Deep Fictitious Play for Finding Markovian Nash Equilibrium in Multi-Agent Games
This work addresses the computational bottleneck in multi-agent game theory for researchers and practitioners, offering a scalable solution for large-scale stochastic games, though it is incremental as it builds on existing fictitious play and deep BSDE techniques.
The authors tackled the problem of finding Markovian Nash equilibrium in large N-player stochastic differential games, which is computationally challenging due to the curse of dimensionality. They proposed a deep neural network-based algorithm using fictitious play and deep BSDE methods, achieving accurate results for up to fifty-player games with common noise, a scale difficult for conventional methods.

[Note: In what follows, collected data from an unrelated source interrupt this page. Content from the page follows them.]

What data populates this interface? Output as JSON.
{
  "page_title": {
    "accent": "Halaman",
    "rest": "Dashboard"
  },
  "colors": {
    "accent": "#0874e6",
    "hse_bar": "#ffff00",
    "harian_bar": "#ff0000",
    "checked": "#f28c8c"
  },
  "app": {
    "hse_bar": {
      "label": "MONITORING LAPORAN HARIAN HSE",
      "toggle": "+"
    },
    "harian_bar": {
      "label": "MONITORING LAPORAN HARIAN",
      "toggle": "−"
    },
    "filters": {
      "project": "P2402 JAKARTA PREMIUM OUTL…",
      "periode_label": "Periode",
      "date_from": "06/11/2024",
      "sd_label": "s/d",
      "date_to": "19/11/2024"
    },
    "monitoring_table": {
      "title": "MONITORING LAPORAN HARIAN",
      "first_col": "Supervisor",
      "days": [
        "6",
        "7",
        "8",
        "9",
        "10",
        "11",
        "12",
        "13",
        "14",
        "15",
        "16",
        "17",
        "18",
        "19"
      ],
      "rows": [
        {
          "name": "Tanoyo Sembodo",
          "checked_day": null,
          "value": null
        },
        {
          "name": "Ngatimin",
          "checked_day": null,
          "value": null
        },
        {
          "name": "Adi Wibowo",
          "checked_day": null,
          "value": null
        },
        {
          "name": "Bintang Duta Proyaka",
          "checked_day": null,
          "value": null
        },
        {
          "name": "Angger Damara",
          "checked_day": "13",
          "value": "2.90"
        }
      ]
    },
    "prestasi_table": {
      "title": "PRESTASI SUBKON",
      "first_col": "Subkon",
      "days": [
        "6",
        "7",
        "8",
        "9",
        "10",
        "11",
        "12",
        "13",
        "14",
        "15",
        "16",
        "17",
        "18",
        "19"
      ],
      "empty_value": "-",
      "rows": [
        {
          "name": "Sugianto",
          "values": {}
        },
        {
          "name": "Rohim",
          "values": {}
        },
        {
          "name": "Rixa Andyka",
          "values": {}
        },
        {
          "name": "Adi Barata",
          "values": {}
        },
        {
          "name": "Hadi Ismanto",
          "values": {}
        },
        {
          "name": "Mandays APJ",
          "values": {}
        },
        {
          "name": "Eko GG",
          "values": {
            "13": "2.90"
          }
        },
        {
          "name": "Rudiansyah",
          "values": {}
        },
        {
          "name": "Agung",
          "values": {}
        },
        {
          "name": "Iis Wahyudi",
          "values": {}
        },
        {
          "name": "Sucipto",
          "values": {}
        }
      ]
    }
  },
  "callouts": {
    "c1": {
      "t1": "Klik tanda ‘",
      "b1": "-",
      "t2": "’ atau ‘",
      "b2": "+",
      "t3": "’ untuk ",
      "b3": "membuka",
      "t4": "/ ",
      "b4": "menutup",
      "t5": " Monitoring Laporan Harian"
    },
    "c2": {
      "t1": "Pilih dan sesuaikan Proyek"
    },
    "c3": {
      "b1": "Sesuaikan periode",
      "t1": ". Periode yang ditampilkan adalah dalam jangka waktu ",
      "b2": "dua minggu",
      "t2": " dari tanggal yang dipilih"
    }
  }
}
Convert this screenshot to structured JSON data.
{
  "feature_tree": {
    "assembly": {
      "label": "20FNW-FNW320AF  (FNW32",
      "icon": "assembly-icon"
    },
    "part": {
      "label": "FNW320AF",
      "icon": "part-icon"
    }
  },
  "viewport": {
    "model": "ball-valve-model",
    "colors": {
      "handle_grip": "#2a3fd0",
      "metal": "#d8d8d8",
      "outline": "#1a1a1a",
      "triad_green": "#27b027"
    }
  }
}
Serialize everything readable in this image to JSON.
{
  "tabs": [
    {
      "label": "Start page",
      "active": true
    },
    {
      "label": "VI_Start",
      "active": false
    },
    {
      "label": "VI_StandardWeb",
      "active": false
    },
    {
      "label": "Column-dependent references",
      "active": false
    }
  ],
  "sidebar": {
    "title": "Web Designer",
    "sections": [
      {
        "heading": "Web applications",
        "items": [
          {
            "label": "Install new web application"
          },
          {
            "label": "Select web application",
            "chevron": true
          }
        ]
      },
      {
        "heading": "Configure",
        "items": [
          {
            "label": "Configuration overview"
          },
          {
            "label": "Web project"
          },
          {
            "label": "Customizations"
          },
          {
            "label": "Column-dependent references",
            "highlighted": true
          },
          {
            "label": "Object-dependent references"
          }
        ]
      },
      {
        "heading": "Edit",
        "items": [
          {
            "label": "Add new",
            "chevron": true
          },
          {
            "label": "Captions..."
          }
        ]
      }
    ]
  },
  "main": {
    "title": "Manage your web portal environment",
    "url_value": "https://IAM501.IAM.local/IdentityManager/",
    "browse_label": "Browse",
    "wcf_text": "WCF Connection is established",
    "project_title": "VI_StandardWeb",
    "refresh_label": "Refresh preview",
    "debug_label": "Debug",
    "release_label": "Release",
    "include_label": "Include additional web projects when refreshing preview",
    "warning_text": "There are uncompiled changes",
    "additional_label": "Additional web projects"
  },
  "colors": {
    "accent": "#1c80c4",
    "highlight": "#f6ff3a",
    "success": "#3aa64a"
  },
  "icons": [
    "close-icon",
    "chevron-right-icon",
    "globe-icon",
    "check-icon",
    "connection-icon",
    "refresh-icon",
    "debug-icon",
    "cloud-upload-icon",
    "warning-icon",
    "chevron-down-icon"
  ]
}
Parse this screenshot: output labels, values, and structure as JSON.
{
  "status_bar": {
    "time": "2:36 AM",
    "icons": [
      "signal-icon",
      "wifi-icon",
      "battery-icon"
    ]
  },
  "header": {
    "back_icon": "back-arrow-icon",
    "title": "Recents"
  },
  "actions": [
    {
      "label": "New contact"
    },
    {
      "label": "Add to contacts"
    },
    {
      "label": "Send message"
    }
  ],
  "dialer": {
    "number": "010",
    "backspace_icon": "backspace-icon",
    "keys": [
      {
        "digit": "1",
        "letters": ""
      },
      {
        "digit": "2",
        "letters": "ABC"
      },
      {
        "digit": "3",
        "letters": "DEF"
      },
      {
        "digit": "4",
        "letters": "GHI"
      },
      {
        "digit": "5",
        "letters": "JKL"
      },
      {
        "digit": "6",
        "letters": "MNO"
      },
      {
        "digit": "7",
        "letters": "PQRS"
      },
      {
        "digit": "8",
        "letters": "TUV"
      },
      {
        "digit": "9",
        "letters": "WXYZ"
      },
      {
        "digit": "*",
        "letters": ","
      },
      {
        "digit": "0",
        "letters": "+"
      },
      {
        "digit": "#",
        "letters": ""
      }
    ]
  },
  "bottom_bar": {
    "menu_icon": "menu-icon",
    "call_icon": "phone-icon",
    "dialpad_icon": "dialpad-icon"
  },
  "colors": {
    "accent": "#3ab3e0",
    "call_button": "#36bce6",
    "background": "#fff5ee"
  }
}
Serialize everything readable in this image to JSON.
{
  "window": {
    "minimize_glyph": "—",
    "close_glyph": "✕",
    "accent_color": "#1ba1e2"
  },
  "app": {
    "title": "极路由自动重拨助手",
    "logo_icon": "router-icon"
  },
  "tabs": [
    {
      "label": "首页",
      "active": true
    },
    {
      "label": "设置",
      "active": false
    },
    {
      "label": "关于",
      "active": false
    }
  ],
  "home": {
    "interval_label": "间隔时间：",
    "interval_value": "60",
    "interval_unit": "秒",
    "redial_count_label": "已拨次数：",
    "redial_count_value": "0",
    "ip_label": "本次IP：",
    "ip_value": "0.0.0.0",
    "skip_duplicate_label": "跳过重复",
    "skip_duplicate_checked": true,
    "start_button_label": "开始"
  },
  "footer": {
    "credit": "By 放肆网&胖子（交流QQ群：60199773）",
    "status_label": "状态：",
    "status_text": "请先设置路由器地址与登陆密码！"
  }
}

We propose a deep neural network-based algorithm to identify the Markovian Nash equilibrium of general large $N$-player stochastic differential games. Following the idea of fictitious play, we recast the $N$-player game into $N$ decoupled decision problems (one for each player) and solve them iteratively. The individual decision problem is characterized by a semilinear Hamilton-Jacobi-Bellman equation, to solve which we employ the recently developed deep BSDE method. The resulted algorithm can solve large $N$-player games for which conventional numerical methods would suffer from the curse of dimensionality. Multiple numerical examples involving identical or heterogeneous agents, with risk-neutral or risk-sensitive objectives, are tested to validate the accuracy of the proposed algorithm in large group games. Even for a fifty-player game with the presence of common noise, the proposed algorithm still finds the approximate Nash equilibrium accurately, which, to our best knowledge, is difficult to achieve by other numerical algorithms.